Manong Al read poetry the day I fell in love with my husband. “The rain passed through the fishnet like endless tales of the past. Then suddenly everything disappeared–the manong, the trees, the shack, the jar of bagoong, the fishnet, the sugarcane fields, the rains. Then everything returned. The manong was a manong again. Everything was clear and everything returned to the way it was. I could hear the rains. Everything was different but the same.”3
What were you saying? But if I don’t understand, why this fishnet pain, this tea house grief? Because whatever form and voice the stories take, they are inherently mine. “ako ay pilipino – from across the 7000 islands and seas / i am the blood-earth patis flowing through the mountain / soil-veins of my people …” 4
There are Invisible Heritages all around us, Love, being the most powerful. Welcome to our 29th issue where our Editor pays tribute to the late Philippine President Corazon Aquino, in Laptop. In Essays, Frank Celada remembers a younger Al Robles stalwartly fighting to defend Filipino and Chinese tenants’ rights and preserve the I-Hotel and the Manilatown community; Floyd Cheung untangles Jessica Hagedorn and Marissa Roth’s “Burning Heart”; and Lani T. Montreal struggles against alienation and prejudice. Along these threads, I am also running my piece in remembrance of my maternal grandmother and her golden-orange kalamunding. In Fiction, Reme Grefalda is “Feeling Eleven.” In Poems, Yolanda Palis surprises us with "Abstract Painting" and poet
Sid Hildawa misses a familiar sight in "Sick Leave"; Jessie Badillo navigates “Chambliss Drive to the Outer Banks,” while Rhodora Penaranda chews over the puckered “Chayote”. Our Bookshelf features Michael Norman and Elizabeth M. Norman’s “Tears in the Darkness: The Story of the Bataan Death March and its Aftermath”; Rick Rocamora’s “Filipino World War II Soldiers: America’s Second Class Veterans”; and Jose A. Carillo’s “Give Your English the Winning Edge”.

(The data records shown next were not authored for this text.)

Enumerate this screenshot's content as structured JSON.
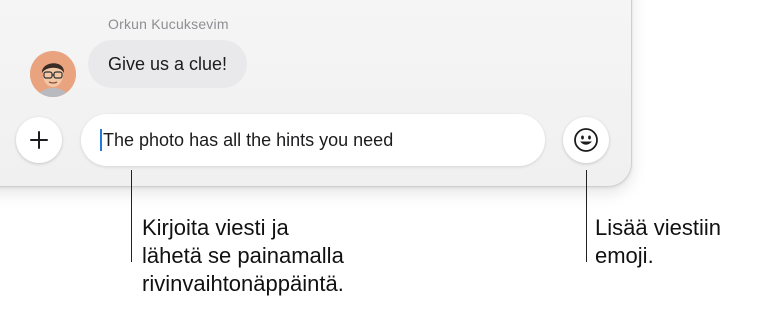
{
  "conversation": {
    "sender_name": "Orkun Kucuksevim",
    "message_text": "Give us a clue!"
  },
  "compose": {
    "draft_text": "The photo has all the hints you need",
    "add_icon": "plus-icon",
    "emoji_icon": "smiley-icon"
  },
  "callouts": {
    "left_lines": [
      "Kirjoita viesti ja",
      "lähetä se painamalla",
      "rivinvaihtonäppäintä."
    ],
    "right_lines": [
      "Lisää viestiin",
      "emoji."
    ]
  }
}
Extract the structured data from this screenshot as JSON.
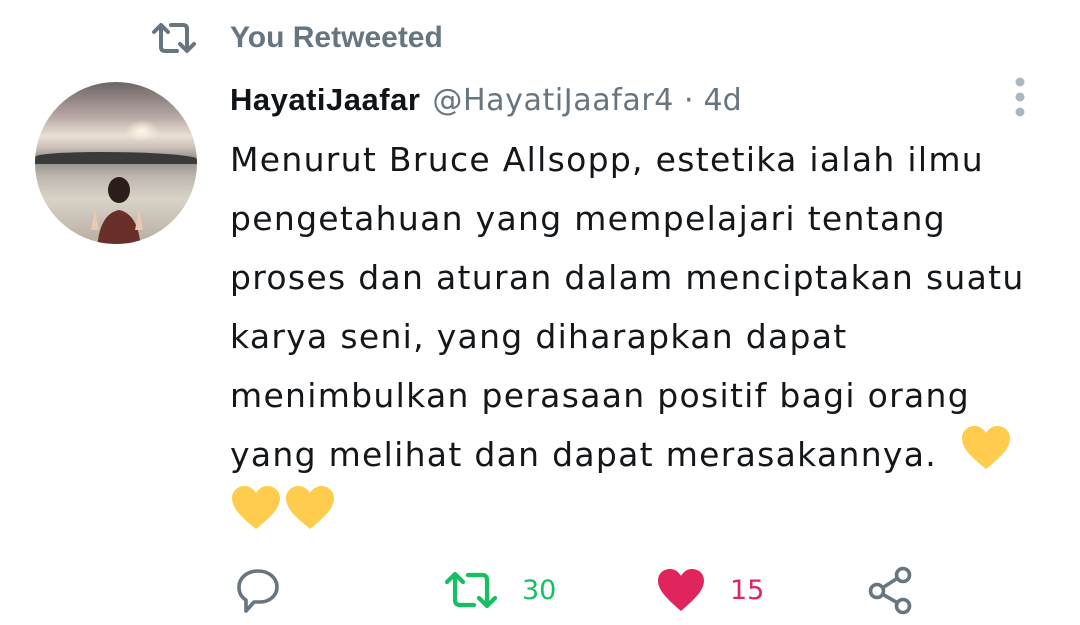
{
  "retweet_banner": {
    "label": "You Retweeted",
    "icon": "retweet-icon"
  },
  "tweet": {
    "display_name": "HayatiJaafar",
    "handle": "@HayatiJaafar4",
    "separator": "·",
    "time": "4d",
    "text": "Menurut Bruce Allsopp, estetika ialah ilmu\npengetahuan yang mempelajari tentang\nproses dan aturan dalam menciptakan suatu\nkarya seni, yang diharapkan dapat\nmenimbulkan perasaan positif bagi orang\nyang melihat dan dapat merasakannya.",
    "emoji": [
      "yellow-heart",
      "yellow-heart",
      "yellow-heart"
    ]
  },
  "actions": {
    "reply": {
      "icon": "reply-icon"
    },
    "retweet": {
      "icon": "retweet-icon",
      "count": "30",
      "color": "#17bf63"
    },
    "like": {
      "icon": "heart-icon",
      "count": "15",
      "color": "#e0245e"
    },
    "share": {
      "icon": "share-icon"
    }
  },
  "colors": {
    "secondary_text": "#66757f",
    "heart_emoji": "#ffcc4d"
  }
}
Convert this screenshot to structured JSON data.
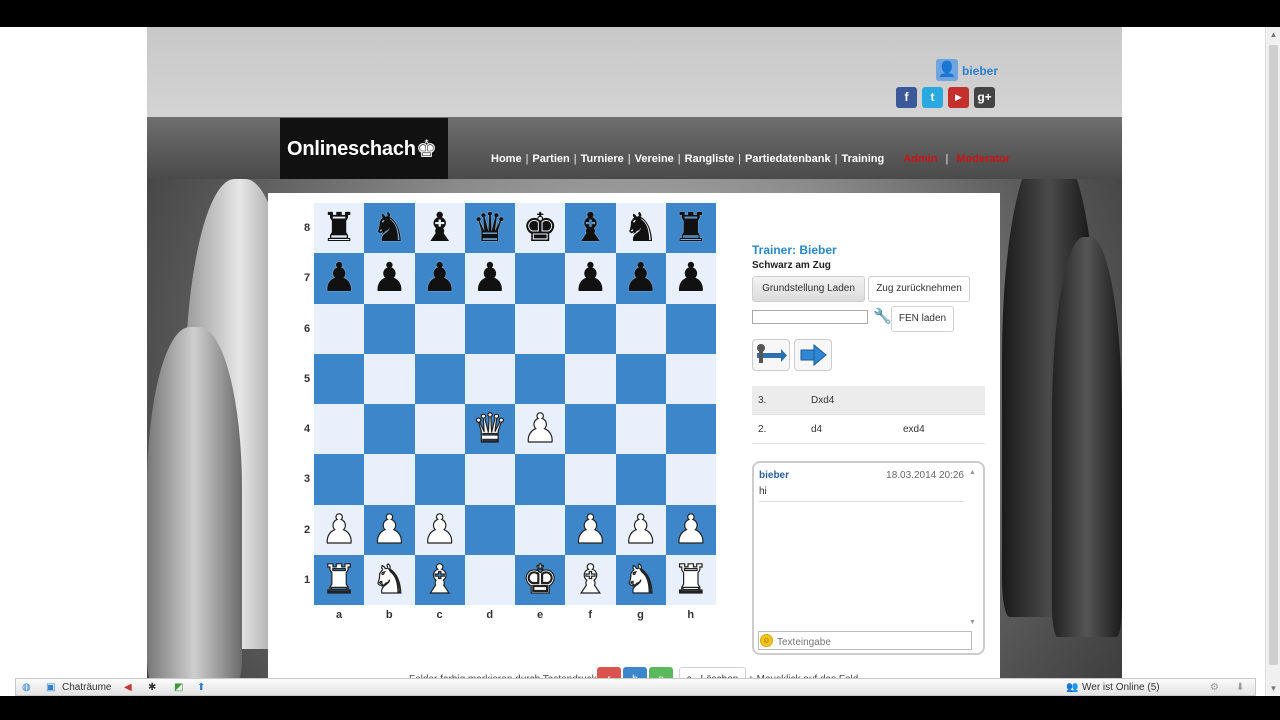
{
  "header": {
    "user": "bieber",
    "logo_text": "Onlineschach"
  },
  "social": [
    {
      "name": "facebook",
      "glyph": "f",
      "color": "#3b5998"
    },
    {
      "name": "twitter",
      "glyph": "t",
      "color": "#2aa9e0"
    },
    {
      "name": "youtube",
      "glyph": "▶",
      "color": "#c4302b"
    },
    {
      "name": "googleplus",
      "glyph": "g+",
      "color": "#444444"
    }
  ],
  "nav": [
    "Home",
    "Partien",
    "Turniere",
    "Vereine",
    "Rangliste",
    "Partiedatenbank",
    "Training"
  ],
  "nav_extra": [
    "Admin",
    "Moderator"
  ],
  "board": {
    "files": [
      "a",
      "b",
      "c",
      "d",
      "e",
      "f",
      "g",
      "h"
    ],
    "ranks": [
      "8",
      "7",
      "6",
      "5",
      "4",
      "3",
      "2",
      "1"
    ],
    "position": [
      [
        "r",
        "n",
        "b",
        "q",
        "k",
        "b",
        "n",
        "r"
      ],
      [
        "p",
        "p",
        "p",
        "p",
        "",
        "p",
        "p",
        "p"
      ],
      [
        "",
        "",
        "",
        "",
        "",
        "",
        "",
        ""
      ],
      [
        "",
        "",
        "",
        "",
        "",
        "",
        "",
        ""
      ],
      [
        "",
        "",
        "",
        "Q",
        "P",
        "",
        "",
        ""
      ],
      [
        "",
        "",
        "",
        "",
        "",
        "",
        "",
        ""
      ],
      [
        "P",
        "P",
        "P",
        "",
        "",
        "P",
        "P",
        "P"
      ],
      [
        "R",
        "N",
        "B",
        "",
        "K",
        "B",
        "N",
        "R"
      ]
    ]
  },
  "panel": {
    "trainer": "Trainer: Bieber",
    "turn": "Schwarz am Zug",
    "reset_button": "Grundstellung Laden",
    "undo_button": "Zug zurücknehmen",
    "fen_button": "FEN laden",
    "fen_value": ""
  },
  "moves": [
    {
      "num": "3.",
      "white": "Dxd4",
      "black": ""
    },
    {
      "num": "2.",
      "white": "d4",
      "black": "exd4"
    }
  ],
  "chat": {
    "user": "bieber",
    "time": "18.03.2014 20:26",
    "message": "hi",
    "placeholder": "Texteingabe"
  },
  "marking": {
    "label": "Felder farbig markieren durch Tastendruck:",
    "red": "r",
    "blue": "b",
    "green": "g",
    "clear": "c - Löschen",
    "mouse": "+ Mausklick auf das Feld"
  },
  "bottombar": {
    "chatrooms": "Chaträume",
    "online": "Wer ist Online (5)"
  }
}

Of all the world’s writers, Jose Rizal arguably paid the highest price when he wrote of “things as yet unwritten because untouchable.”5 We wear our heritage loosely. (It is hard to see, at times, for love is not always tangible.) I wear mine out and write of it–the mad, sad, glorious saga of being Pinay, born, raised and hyphenated. This year, “the California State Senate has unanimously approved legislation to officially recognize the accomplishments of Filipino-Americans. Senate Concurrent Resolution 48, authored by Senator Leland Yee, will declare October as Filipino-American History Month.”6 Our Pilipino history is in the stories of the manongs, the jars of bagoong, it is in the love of Al Robles, in the words of our poets. As for me, there will be cookies to bake and poetry to write, and may the grandchildren remember the cookies.
1 Al Robles, Rappin’ with Ten Thousand Carabaos in the Dark: Poems (UCLA Press, 1996), 1.
2 Robles, 1.
3 Robles, 1.
4 Robles, 11.
5 James A. Michener, “Foreword”, in The Lost Eden by Jose Rizal (Indiana University Press, 1961).
6 Adam J. Keigwin, Email message to Filipino mailing lists, July 14, 2009.